Ein Grab mit deinem Namen_Rezi

Der Hamburger Hauptkommissar Jörg Albrecht und seine Kollegin Hannah Friedrichs ermitteln in einem neuen Mordfall: An einer Ausgrabungsstelle am Stadtrand wurde eine Frauenleiche gefunden, die schnell als die sterblichen Überreste der Grabungsleiterin Melanie Dahl identifiziert werden. Neben der enormen Brutalität des Täters – dem Opfer wurde mit einem tiefen Schnitt durch die Kehle fast der Kopf abgetrennt – sorgt vor allem auch das außergewöhnliche Arrangement der Leiche für Aufsehen: Der nackte Körper der Toten wurde in der Grube regelrecht aufgebahrt und ist zudem mit zahlreichen seltsamen Symbolen übersät, die mit Blut auf die Leiche geschmiert wurden. Da sich wenig später auch noch die Tatwaffe als ein antikes Werkzeug herausstellt, deutet für Albrecht und Friedrichs vieles auf einen bizarren Ritualmord hin.

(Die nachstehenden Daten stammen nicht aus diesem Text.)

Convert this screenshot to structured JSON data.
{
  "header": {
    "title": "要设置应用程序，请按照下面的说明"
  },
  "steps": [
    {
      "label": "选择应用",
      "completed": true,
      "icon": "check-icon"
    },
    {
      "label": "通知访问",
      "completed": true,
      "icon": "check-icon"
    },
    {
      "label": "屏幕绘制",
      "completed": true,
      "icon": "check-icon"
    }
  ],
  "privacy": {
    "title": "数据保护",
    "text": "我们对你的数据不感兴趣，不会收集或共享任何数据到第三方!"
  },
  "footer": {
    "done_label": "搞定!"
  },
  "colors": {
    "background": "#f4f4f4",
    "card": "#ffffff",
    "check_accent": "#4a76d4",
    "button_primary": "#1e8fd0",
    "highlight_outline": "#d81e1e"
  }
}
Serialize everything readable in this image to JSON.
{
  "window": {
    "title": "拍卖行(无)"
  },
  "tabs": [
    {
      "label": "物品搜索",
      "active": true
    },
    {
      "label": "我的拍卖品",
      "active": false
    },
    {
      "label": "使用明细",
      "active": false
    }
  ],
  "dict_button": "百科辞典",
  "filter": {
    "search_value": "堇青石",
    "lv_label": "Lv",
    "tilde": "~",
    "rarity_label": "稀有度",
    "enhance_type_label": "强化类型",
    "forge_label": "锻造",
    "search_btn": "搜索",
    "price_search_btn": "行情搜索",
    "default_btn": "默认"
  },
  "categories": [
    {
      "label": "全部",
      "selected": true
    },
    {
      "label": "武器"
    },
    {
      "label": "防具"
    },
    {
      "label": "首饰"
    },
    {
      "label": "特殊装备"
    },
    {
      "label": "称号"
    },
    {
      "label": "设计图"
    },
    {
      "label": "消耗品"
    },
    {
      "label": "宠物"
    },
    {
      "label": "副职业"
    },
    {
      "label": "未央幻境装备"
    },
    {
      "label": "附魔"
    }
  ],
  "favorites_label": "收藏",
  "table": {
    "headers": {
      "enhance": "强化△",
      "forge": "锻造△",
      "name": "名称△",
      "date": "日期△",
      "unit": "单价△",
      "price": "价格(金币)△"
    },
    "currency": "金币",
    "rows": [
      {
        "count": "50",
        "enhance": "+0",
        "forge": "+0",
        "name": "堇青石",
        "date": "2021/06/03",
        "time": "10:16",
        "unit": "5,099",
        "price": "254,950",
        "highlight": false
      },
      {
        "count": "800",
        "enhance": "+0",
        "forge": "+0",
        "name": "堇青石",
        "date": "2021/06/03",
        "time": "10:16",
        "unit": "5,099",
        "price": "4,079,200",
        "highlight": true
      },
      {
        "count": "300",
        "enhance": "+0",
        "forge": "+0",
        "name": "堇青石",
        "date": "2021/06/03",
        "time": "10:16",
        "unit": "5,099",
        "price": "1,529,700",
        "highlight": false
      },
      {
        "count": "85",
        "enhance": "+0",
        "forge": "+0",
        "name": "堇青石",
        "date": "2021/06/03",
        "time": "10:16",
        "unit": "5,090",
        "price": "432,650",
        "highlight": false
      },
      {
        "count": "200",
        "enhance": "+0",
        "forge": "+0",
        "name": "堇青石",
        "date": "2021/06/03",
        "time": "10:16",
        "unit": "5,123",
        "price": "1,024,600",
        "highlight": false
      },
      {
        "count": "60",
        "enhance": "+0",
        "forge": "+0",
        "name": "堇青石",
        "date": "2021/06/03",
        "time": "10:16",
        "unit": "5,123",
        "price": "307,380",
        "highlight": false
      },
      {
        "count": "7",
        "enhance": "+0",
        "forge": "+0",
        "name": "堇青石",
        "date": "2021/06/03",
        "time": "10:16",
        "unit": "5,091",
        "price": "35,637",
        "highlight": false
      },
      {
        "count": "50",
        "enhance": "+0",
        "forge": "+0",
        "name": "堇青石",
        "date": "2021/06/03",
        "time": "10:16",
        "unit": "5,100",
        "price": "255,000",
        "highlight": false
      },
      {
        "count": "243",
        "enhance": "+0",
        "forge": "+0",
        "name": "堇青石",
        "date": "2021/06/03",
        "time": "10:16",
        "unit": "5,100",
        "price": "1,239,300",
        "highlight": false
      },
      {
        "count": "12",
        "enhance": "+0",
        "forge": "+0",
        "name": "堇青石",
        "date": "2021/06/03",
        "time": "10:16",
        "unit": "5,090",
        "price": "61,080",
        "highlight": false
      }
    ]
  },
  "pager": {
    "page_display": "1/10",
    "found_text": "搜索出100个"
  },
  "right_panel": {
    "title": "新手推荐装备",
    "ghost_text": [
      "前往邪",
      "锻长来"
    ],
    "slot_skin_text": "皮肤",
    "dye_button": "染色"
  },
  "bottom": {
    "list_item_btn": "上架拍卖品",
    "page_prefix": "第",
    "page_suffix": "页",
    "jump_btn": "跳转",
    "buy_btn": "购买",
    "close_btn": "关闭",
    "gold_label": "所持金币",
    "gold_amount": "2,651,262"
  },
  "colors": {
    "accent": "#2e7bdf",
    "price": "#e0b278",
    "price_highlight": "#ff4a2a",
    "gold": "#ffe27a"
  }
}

Allerdings steht die Ausgrabungsstelle auch seit langem im Mittelpunkt eines Streites um die wirtschaftliche Erschließung des Gebiets und ist bei Investoren nach wie vor heiß begehrt. Ist der Mord an Melanie Dahl womöglich eine Folge dieses Konflikts oder ist sie tatsächlich den blutigen Ritualen einer wahnsinnigen Sekte zum Opfer gefallen?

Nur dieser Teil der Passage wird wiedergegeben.